UK counter terror police said on Friday they had made a string of arrests after activists from the soon-to-be banned campaign group Palestine Action broke into an air force base and damaged two planes.
Activists broke into RAF Brize Norton in southern England last week. A video released by the group showed two of them spraying a plane with red paint while roaming the base on scooters.
The incident prompted the government to announce on Monday that it would lay a draft order before parliament next week to ban the group under Britain’s Terrorism Act 2000.

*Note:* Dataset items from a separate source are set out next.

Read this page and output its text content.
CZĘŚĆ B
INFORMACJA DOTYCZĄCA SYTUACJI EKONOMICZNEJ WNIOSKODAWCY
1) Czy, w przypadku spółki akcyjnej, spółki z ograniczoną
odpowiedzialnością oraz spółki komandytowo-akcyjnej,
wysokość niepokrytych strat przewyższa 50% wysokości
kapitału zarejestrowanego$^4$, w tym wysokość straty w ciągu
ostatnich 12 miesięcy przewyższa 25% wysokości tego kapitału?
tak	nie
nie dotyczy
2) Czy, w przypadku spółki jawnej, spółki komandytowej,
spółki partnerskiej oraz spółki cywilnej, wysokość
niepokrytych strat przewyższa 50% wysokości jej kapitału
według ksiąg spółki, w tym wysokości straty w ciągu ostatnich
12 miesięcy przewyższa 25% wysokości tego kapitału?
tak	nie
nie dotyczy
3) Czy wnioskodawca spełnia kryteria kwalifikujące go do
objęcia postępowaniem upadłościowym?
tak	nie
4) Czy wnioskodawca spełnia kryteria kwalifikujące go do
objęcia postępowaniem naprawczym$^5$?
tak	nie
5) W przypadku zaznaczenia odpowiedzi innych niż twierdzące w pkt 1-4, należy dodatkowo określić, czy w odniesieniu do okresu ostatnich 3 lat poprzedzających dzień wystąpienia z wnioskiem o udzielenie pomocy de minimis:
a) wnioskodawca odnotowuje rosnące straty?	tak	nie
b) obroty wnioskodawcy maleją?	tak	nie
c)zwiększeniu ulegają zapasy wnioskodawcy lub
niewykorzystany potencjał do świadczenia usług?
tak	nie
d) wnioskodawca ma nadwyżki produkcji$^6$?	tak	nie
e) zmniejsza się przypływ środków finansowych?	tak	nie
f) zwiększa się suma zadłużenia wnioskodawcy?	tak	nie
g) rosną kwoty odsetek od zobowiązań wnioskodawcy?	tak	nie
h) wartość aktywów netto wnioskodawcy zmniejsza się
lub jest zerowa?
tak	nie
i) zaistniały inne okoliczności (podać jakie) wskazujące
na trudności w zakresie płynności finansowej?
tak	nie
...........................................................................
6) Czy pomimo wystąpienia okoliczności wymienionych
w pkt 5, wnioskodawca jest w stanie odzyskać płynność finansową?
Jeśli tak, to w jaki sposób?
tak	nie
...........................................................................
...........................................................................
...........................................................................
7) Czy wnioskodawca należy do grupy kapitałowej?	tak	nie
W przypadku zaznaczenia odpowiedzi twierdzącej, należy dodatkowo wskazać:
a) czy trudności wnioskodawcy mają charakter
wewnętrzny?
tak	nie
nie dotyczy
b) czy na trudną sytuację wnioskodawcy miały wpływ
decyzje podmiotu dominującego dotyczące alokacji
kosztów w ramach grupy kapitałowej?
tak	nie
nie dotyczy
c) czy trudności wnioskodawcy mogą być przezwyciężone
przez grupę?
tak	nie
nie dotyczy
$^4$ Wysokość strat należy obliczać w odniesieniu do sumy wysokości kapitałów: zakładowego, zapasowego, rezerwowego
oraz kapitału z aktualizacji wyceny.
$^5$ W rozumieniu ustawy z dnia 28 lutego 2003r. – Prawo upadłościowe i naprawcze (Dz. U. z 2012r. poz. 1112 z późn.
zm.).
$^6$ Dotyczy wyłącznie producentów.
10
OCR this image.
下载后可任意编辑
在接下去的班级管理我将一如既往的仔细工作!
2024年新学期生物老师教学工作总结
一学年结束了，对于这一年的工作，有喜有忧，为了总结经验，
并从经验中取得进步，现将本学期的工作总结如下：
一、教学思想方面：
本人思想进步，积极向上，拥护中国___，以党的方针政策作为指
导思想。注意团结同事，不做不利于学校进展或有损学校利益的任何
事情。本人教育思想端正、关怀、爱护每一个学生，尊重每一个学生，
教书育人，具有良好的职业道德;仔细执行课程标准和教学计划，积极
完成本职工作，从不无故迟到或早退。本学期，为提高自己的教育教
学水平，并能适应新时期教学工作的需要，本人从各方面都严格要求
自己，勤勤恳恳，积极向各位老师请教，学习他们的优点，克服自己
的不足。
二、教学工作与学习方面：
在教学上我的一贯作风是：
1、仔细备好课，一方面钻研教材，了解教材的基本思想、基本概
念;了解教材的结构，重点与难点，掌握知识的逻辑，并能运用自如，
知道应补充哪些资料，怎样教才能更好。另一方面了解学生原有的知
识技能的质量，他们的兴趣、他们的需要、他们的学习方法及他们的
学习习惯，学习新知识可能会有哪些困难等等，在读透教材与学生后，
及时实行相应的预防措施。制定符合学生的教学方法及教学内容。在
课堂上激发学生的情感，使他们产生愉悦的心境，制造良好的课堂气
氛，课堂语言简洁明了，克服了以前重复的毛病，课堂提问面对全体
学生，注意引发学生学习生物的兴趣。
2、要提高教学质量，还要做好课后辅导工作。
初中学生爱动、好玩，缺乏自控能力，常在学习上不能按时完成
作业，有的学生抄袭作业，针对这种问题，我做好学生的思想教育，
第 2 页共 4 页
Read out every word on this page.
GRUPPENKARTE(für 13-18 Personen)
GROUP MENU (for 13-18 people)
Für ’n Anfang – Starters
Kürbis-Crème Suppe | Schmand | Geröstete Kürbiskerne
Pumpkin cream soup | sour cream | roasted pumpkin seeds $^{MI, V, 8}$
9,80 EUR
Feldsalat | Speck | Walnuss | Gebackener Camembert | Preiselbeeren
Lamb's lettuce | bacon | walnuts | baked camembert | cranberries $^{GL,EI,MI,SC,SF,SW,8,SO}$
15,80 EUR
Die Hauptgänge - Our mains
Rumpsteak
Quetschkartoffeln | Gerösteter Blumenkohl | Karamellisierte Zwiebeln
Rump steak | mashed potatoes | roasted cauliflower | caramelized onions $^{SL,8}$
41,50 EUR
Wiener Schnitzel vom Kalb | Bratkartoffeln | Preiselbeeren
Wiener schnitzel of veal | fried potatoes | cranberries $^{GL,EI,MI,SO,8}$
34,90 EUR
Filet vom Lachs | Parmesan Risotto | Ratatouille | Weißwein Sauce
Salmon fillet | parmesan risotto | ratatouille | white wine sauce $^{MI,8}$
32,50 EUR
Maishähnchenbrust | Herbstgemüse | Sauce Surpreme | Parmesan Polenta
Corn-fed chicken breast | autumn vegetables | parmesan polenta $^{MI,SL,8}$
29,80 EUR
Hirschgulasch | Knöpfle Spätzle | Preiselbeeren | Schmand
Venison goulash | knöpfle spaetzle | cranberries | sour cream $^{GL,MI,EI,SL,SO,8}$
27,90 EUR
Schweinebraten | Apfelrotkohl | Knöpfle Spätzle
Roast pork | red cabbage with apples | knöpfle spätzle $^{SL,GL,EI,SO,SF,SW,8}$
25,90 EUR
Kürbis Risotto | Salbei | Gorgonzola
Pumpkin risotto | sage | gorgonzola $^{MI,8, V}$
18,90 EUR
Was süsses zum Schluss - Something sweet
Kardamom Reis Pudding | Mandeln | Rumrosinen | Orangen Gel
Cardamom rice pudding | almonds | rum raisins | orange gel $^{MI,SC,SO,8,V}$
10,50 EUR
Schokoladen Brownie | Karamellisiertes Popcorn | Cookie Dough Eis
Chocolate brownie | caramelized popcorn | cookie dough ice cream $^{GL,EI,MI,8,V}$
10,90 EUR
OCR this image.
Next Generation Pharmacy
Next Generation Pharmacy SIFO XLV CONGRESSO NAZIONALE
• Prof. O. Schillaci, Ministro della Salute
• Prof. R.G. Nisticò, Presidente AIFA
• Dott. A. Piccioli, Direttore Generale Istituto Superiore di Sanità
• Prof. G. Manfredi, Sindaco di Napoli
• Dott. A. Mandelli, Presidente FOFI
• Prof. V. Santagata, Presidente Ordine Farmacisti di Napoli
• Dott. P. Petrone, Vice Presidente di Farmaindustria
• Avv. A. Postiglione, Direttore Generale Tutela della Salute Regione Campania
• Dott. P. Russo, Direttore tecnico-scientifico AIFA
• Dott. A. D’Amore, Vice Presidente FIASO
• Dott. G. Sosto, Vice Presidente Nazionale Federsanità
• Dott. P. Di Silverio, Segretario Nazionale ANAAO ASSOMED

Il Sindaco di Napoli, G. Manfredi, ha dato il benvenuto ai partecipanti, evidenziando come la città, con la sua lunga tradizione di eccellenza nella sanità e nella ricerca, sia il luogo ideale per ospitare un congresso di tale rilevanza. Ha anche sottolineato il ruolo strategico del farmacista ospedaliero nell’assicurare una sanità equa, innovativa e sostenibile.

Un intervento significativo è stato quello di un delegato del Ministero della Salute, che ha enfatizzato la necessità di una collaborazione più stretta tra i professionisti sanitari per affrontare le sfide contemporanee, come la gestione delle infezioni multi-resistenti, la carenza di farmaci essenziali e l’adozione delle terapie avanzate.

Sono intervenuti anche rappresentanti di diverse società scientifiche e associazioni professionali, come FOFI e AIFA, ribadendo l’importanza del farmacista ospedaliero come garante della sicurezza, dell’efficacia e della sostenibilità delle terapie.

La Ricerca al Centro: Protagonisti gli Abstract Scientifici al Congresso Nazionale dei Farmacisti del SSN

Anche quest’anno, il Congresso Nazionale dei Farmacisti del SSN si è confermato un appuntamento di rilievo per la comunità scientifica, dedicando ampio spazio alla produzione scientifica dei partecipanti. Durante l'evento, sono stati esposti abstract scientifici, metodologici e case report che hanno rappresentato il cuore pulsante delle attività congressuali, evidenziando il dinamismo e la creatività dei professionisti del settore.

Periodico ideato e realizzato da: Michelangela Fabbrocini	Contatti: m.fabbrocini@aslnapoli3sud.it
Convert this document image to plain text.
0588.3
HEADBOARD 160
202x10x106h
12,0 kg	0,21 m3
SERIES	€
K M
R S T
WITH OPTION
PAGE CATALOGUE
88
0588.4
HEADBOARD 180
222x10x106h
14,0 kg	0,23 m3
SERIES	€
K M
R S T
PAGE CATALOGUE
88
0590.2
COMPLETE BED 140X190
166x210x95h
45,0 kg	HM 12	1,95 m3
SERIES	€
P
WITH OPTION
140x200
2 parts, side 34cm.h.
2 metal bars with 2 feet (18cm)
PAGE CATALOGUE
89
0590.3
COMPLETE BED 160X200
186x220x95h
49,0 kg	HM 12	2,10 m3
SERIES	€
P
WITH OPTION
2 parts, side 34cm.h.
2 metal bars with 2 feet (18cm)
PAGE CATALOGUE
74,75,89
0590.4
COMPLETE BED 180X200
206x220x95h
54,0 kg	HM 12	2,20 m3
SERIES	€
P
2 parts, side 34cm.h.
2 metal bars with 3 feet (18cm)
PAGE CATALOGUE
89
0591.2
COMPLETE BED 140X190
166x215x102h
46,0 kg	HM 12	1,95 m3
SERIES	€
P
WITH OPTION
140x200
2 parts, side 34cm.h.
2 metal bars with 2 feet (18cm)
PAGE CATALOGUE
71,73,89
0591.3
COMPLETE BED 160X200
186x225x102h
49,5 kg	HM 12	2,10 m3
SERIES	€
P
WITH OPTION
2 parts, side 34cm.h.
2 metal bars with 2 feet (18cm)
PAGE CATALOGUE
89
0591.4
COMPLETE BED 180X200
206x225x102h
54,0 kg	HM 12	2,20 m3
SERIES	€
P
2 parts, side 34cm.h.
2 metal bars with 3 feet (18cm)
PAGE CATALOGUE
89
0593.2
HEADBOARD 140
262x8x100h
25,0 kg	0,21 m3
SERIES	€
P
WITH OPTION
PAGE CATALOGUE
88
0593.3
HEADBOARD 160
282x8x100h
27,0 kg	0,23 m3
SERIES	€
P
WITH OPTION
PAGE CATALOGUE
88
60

A woman aged 29 and two men aged 36 and 24 had been arrested “on suspicion of the commission, preparation or instigation of acts of terrorism,” Counter Terrorism Policing South East said in a statement
A 41-year-old woman had also been held “on suspicion of assisting an offender,” it added.
Police said the arrests were in connection with the incident in the early hours of last Friday in which damage was caused to two aircraft at RAF Brize Norton.
The proposed ban will make it a criminal offence to belong to or support Palestine Action, punishable by up to 14 years in prison.
Announcing the clamp-down, interior minister Yvette Cooper listed other attacks by Palestine Action at the Thales defence factory in Glasgow in 2022, and two last year against Instro Precision in Kent, southeast England, and Israel-based Elbit Systems in Bristol, in the country’s southwest.
“Such incidents do not represent legitimate or peaceful protest,” Cooper said.